The perseverance of the tribulation saints will be evident because they will “keep the commandments of God.” They also will manifest perseverance through “their faith in Jesus.” Even the threat of execution (13:15) will not cause them to abandon their faith in Christ. Like the heroes of faith listed in Hebrews 11, they will maintain their testimony until the end—even if that end includes martyrdom.

How They Died

"And I heard a voice from heaven, saying, “Write, ‘Blessed are the dead who die in the Lord from now on!’ ” “Yes,” says the Spirit, “so that they may rest from their labors, for their deeds follow with them.” (Rev. 14:13)

Having lived with perseverance, the tribulation saints will die with promise. This is the sixth time in Revelation that John heard a voice from heaven (Rev. 10:4, 8; 11:12; 12:10; 14:2). He will hear such a voice three more times (Rev. 18:4; 19:5; 21:3). The voice commanded John to write. Twelve times in Revelation John is told to write. The apostle was under a divine mandate to record the visions he saw.

The heavenly voice ordered John to write, “Blessed are the dead who die in the Lord.” These martyrs are blessed not only because they lived life to the fullest in obedience, trust, and purpose, but also because they died in the Lord. Even if there were no heaven, that would still be the best way to live. But there is heaven to follow this life for God’s people; therefore the deaths of the tribulation saints will also be eternally blessed. The voice informed John that not only those already dead, but also those who die from now on are blessed. The martyred believers from that point until the end of the tribulation will have nothing to fear. Their deaths, too, will be blessed.

The Holy Spirit is quoted directly in Revelation only here and in 22:17. His emphatic “Yes” shows that He agrees with the heavenly voice that the dead are blessed. As their Comforter, the Holy Spirit longs to see that suffering end. He adds two further reasons for the tribulation martyrs’ blessedness.

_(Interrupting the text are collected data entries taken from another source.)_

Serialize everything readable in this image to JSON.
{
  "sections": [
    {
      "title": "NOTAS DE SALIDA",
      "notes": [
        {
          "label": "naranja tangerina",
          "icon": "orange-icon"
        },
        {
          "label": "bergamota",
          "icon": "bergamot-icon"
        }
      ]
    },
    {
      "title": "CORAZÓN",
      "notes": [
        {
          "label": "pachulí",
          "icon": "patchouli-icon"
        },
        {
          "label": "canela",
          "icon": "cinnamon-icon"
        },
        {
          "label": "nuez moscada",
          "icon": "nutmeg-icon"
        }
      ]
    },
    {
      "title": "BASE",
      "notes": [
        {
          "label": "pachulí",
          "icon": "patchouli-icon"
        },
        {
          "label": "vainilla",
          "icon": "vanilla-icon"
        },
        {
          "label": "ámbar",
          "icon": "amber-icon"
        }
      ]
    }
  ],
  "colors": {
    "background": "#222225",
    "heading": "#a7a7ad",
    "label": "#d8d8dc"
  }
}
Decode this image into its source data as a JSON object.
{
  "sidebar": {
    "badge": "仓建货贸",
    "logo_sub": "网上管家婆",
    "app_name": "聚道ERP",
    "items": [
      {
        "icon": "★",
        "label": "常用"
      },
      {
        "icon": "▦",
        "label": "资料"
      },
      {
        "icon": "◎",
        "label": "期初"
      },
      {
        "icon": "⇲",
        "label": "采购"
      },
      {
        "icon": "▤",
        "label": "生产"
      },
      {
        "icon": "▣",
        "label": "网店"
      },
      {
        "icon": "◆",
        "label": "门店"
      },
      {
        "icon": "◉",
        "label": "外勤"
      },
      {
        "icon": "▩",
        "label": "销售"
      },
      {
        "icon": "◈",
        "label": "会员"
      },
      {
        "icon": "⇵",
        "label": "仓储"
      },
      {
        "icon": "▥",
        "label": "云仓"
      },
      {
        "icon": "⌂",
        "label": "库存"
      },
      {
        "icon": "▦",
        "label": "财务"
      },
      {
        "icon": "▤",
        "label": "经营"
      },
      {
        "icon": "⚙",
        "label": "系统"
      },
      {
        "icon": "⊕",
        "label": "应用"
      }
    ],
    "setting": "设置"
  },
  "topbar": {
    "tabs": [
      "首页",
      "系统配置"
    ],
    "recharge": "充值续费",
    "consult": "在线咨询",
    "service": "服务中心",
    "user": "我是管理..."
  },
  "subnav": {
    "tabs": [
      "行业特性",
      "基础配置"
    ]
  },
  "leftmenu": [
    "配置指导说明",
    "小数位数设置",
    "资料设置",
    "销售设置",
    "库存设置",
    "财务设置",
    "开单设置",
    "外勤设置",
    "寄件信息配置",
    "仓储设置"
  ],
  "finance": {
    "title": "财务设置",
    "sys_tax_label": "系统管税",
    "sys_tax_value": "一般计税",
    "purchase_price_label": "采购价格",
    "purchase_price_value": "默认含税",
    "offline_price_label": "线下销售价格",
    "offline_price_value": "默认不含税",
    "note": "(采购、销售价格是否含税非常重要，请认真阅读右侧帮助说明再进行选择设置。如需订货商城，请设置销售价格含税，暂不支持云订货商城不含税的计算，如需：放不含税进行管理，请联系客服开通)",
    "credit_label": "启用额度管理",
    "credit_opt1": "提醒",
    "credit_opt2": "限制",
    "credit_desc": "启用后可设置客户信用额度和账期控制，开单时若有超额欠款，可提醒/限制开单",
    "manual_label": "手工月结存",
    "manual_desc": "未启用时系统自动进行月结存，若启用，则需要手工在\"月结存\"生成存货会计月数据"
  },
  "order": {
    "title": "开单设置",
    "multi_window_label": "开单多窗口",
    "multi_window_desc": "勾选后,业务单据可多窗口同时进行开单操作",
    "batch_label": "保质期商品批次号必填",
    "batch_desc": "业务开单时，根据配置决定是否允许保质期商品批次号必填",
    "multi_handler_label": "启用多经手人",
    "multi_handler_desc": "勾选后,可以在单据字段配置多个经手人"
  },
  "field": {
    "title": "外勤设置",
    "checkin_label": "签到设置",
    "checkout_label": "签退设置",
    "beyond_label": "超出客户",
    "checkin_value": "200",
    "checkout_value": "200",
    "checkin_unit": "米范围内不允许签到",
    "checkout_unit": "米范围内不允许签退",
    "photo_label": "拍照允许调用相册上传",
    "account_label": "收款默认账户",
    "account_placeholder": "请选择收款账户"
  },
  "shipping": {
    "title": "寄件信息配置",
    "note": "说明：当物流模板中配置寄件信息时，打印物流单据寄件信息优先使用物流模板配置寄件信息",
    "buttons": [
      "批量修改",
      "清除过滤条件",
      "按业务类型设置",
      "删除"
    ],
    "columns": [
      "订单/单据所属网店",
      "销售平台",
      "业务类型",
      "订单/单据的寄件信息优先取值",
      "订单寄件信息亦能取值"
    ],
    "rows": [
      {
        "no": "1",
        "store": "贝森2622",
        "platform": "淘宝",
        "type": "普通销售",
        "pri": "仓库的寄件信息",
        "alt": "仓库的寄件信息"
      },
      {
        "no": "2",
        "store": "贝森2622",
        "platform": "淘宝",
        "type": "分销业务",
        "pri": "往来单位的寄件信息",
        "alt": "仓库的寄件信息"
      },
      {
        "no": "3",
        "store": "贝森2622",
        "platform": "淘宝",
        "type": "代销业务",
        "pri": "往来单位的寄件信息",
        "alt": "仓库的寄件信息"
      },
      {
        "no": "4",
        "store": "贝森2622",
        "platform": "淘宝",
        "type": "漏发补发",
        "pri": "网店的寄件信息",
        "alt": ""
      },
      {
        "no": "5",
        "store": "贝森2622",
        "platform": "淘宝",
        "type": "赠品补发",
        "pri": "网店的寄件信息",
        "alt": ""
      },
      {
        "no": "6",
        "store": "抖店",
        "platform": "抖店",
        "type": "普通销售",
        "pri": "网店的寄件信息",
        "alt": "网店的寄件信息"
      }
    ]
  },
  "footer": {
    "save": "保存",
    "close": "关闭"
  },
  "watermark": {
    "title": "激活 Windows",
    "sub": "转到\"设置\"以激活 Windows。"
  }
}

First, the Spirit declares them blessed because they may “rest from their labors.” The Greek word translated “labors” describes difficult, exhausting work. Certainly the tribulation saints will experience the whole gamut of that word’s meanings. They will be filled with deep sorrow as they watch those they love suffer torment and death. Their lives will be a hard, difficult, dangerous struggle for survival. Not having the mark of the beast, they will be excluded from society, unable to buy or sell, and live lives on the run as hunted fugitives. Death will come as a welcome relief.

The Holy Spirit also pronounces the tribulation martyrs blessed because “their deeds follow with them.” The Greek word for “deeds” refers to their service to the Lord. When these believers go to heaven, the record of their diligent labor will follow along with them. The Bible teaches that God will reward believers in heaven for their earthly service to Him (Hebrews 6:10).